Here's practical encouragement, not statistical science, just enlivening examples of negotiation...

  • the 1000-word magazine article - initial offer nothing, final agreed fee £300.
  • the novice freelance bridging from studenthood into pro journalism has done a regular online column for zilch over several months, then says: "I can't carry on like this 'cos I need to eat, more or less like you do." Then they say to him "How about 150 quid?"
  • the BBC radio pundit spots for which one NUJ member gets offered nada by Radio 6 Music and says no, so they say: "Oh, all right, £50?" - and another on Radio 4 where the starting point was goose egg and the outcome 80 smackers.
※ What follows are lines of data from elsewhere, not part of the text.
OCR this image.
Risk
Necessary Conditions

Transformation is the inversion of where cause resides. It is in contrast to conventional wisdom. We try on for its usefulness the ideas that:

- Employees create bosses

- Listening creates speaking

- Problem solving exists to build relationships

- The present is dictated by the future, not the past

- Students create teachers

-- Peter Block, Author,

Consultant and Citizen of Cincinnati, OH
...and three examples from the world of conferences and seminars, where potentially a journalist's expertise may yield a good chunk of change, though most of us probably undervalue ourselves and don't know to ask for it:

  • a two-day conference, our member's asked to chair, she says "How much?", they say "We don't pay,", she says "Then no," they say "Oh... 500 Euros per day?"
  • a London arts seminar at a venue so prestigious the organisers feel able to offer our member absolutely rien (bar £60 travel exes) to work as a panel member for an hour and a half. He says "Nothing for nothing". £300 sterling persuaded him.
  • Finally (with a couple of anonymising changes of detail) from the woman in question: "I was approached to moderate a session at a digi-media conference... they wanted me to interview a German company boss, then run a Q&A session.
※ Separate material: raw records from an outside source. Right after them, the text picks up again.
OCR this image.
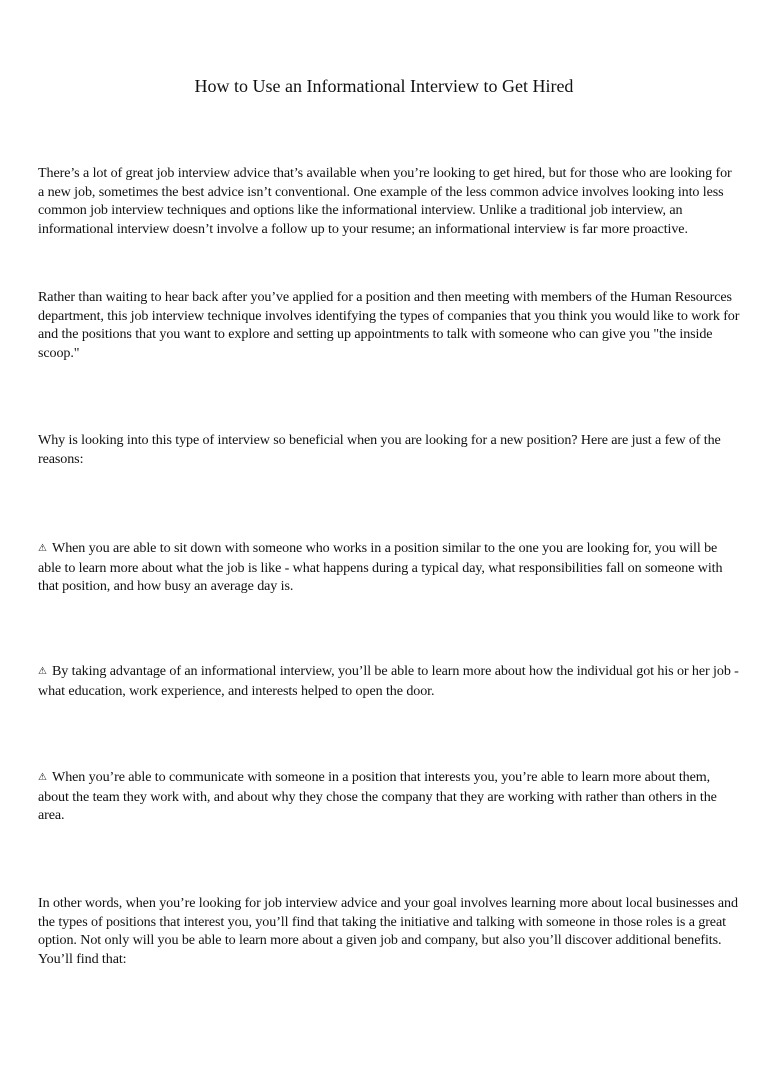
How to Use an Informational Interview to Get Hired

There’s a lot of great job interview advice that’s available when you’re looking to get hired, but for those who are looking for a new job, sometimes the best advice isn’t conventional. One example of the less common advice involves looking into less common job interview techniques and options like the informational interview. Unlike a traditional job interview, an informational interview doesn’t involve a follow up to your resume; an informational interview is far more proactive.

Rather than waiting to hear back after you’ve applied for a position and then meeting with members of the Human Resources department, this job interview technique involves identifying the types of companies that you think you would like to work for and the positions that you want to explore and setting up appointments to talk with someone who can give you "the inside scoop."

Why is looking into this type of interview so beneficial when you are looking for a new position? Here are just a few of the reasons:

⚠ When you are able to sit down with someone who works in a position similar to the one you are looking for, you will be able to learn more about what the job is like - what happens during a typical day, what responsibilities fall on someone with that position, and how busy an average day is.

⚠ By taking advantage of an informational interview, you’ll be able to learn more about how the individual got his or her job - what education, work experience, and interests helped to open the door.

⚠ When you’re able to communicate with someone in a position that interests you, you’re able to learn more about them, about the team they work with, and about why they chose the company that they are working with rather than others in the area.

In other words, when you’re looking for job interview advice and your goal involves learning more about local businesses and the types of positions that interest you, you’ll find that taking the initiative and talking with someone in those roles is a great option. Not only will you be able to learn more about a given job and company, but also you’ll discover additional benefits. You’ll find that:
"So I said, 'What are you paying?' and they said 'There's no budget for moderators.' I said, 'You're paying for the venue and the catering, I assume you're being paid... and you're charging participants... why do you think it's OK not to pay for a really key professional person for their preparation and their work on the day?

"My day rate for this kind of thing is £1000." She didn't expect a reply, but "two days later got an email apologising and saying please would I do it - for £1000."

This is all anecdotal but still shows it's worth dusting off those negotiatory skills. Remember: DON'T ASK DON'T GET and then ALWAYS ASK FOR MORE.